No? Well, I was being cynical. Sally and I watch football. We like the Pittsburgh Steelers (our son lives near Pittsburgh, and it is almost mandatory to be a Steelers fan). I also like the San Francisco 49ers. But we don't act like a win or loss is the apocalypse. We aren't the devout, or the zealots. Even after a bad loss by one of my teams, I've forgotten it after a few minutes and am ready to move on with my life. Not so True Believers, who, according to an article in the February 5, 2012 issue of Parade, are martyred, and actually have lower levels of testosterone after a loss by their football gods.
According to an article in the magazine by by Will Leitch, "'. . .[During the season] NFL teams play only 16 games—every one is a major event.'
"'Each game becomes the centerpiece of the week,' says Ed Hirt, a professor in the department of psychological and brain sciences at Indiana University. With so few games, 'every one can be critical to the teams potential for a playoff run, so fans have a lot of emotional investment in the outcome,'" says Adam Earnhardt . . . an expert on fan behavior.

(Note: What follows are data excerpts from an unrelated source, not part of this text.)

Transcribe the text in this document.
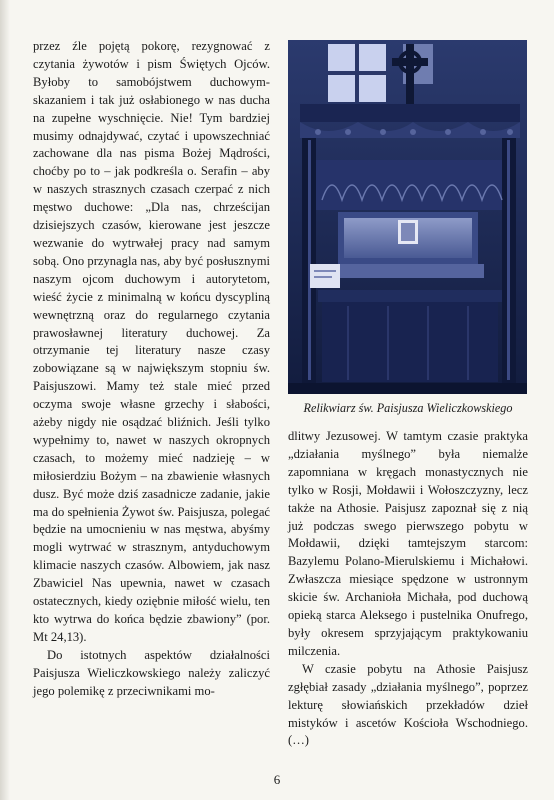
przez źle pojętą pokorę, rezygnować z czytania żywotów i pism Świętych Ojców. Byłoby to samobójstwem duchowym-skazaniem i tak już osłabionego w nas ducha na zupełne wyschnięcie. Nie! Tym bardziej musimy odnajdywać, czytać i upowszechniać zachowane dla nas pisma Bożej Mądrości, choćby po to – jak podkreśla o. Serafin – aby w naszych strasznych czasach czerpać z nich męstwo duchowe: „Dla nas, chrześcijan dzisiejszych czasów, kierowane jest jeszcze wezwanie do wytrwałej pracy nad samym sobą. Ono przynagla nas, aby być posłusznymi naszym ojcom duchowym i autorytetom, wieść życie z minimalną w końcu dyscypliną wewnętrzną oraz do regularnego czytania prawosławnej literatury duchowej. Za otrzymanie tej literatury nasze czasy zobowiązane są w największym stopniu św. Paisjuszowi. Mamy też stale mieć przed oczyma swoje własne grzechy i słabości, ażeby nigdy nie osądzać bliźnich. Jeśli tylko wypełnimy to, nawet w naszych okropnych czasach, to możemy mieć nadzieję – w miłosierdziu Bożym – na zbawienie własnych dusz. Być może dziś zasadnicze zadanie, jakie ma do spełnienia Żywot św. Paisjusza, polegać będzie na umocnieniu w nas męstwa, abyśmy mogli wytrwać w strasznym, antyduchowym klimacie naszych czasów. Albowiem, jak nasz Zbawiciel Nas upewnia, nawet w czasach ostatecznych, kiedy oziębnie miłość wielu, ten kto wytrwa do końca będzie zbawiony” (por. Mt 24,13).

Do istotnych aspektów działalności Paisjusza Wieliczkowskiego należy zaliczyć jego polemikę z przeciwnikami mo-

Relikwiarz św. Paisjusza Wieliczkowskiego

dlitwy Jezusowej. W tamtym czasie praktyka „działania myślnego” była niemalże zapomniana w kręgach monastycznych nie tylko w Rosji, Mołdawii i Wołoszczyzny, lecz także na Athosie. Paisjusz zapoznał się z nią już podczas swego pierwszego pobytu w Mołdawii, dzięki tamtejszym starcom: Bazylemu Polano-Mierulskiemu i Michałowi. Zwłaszcza miesiące spędzone w ustronnym skicie św. Archanioła Michała, pod duchową opieką starca Aleksego i pustelnika Onufrego, były okresem sprzyjającym praktykowaniu milczenia.

W czasie pobytu na Athosie Paisjusz zgłębiał zasady „działania myślnego”, poprzez lekturę słowiańskich przekładów dzieł mistyków i ascetów Kościoła Wschodniego. (…)

6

"That investment can even cause chemical changes. 'Researchers from Georgia State University studied soccer players and extreme soccer fans and found that both groups exhibited the same increase in testosterone levels after a victory, and decrease . . . after a loss,' says Robert Cialdini, a professor of psychology and marketing at Arizona State University."
So now you know. If you can't get it up on Sunday night, it's probably because your team lost that day.
Not only do football fans worship their players and teams, but being Americans, they sing hosannas for the television commercials trotted out for the game. On Monday morning there was as much talk about what commercials scored with the viewers, as what teams scored touchdowns. Personally, I think all of this is lame. I saw some of the commercials, and my opinion was so what? The ones that scored highest with viewers I thought were stupid, and the one I liked best, the Jerry Seinfeld Acura commercial, hardly registered. That's because my tastes run counter to most people. It's something I've lived with all my life.
(No one commented on what my testosterone levels might have looked like after the game. I rooted for the losing team.)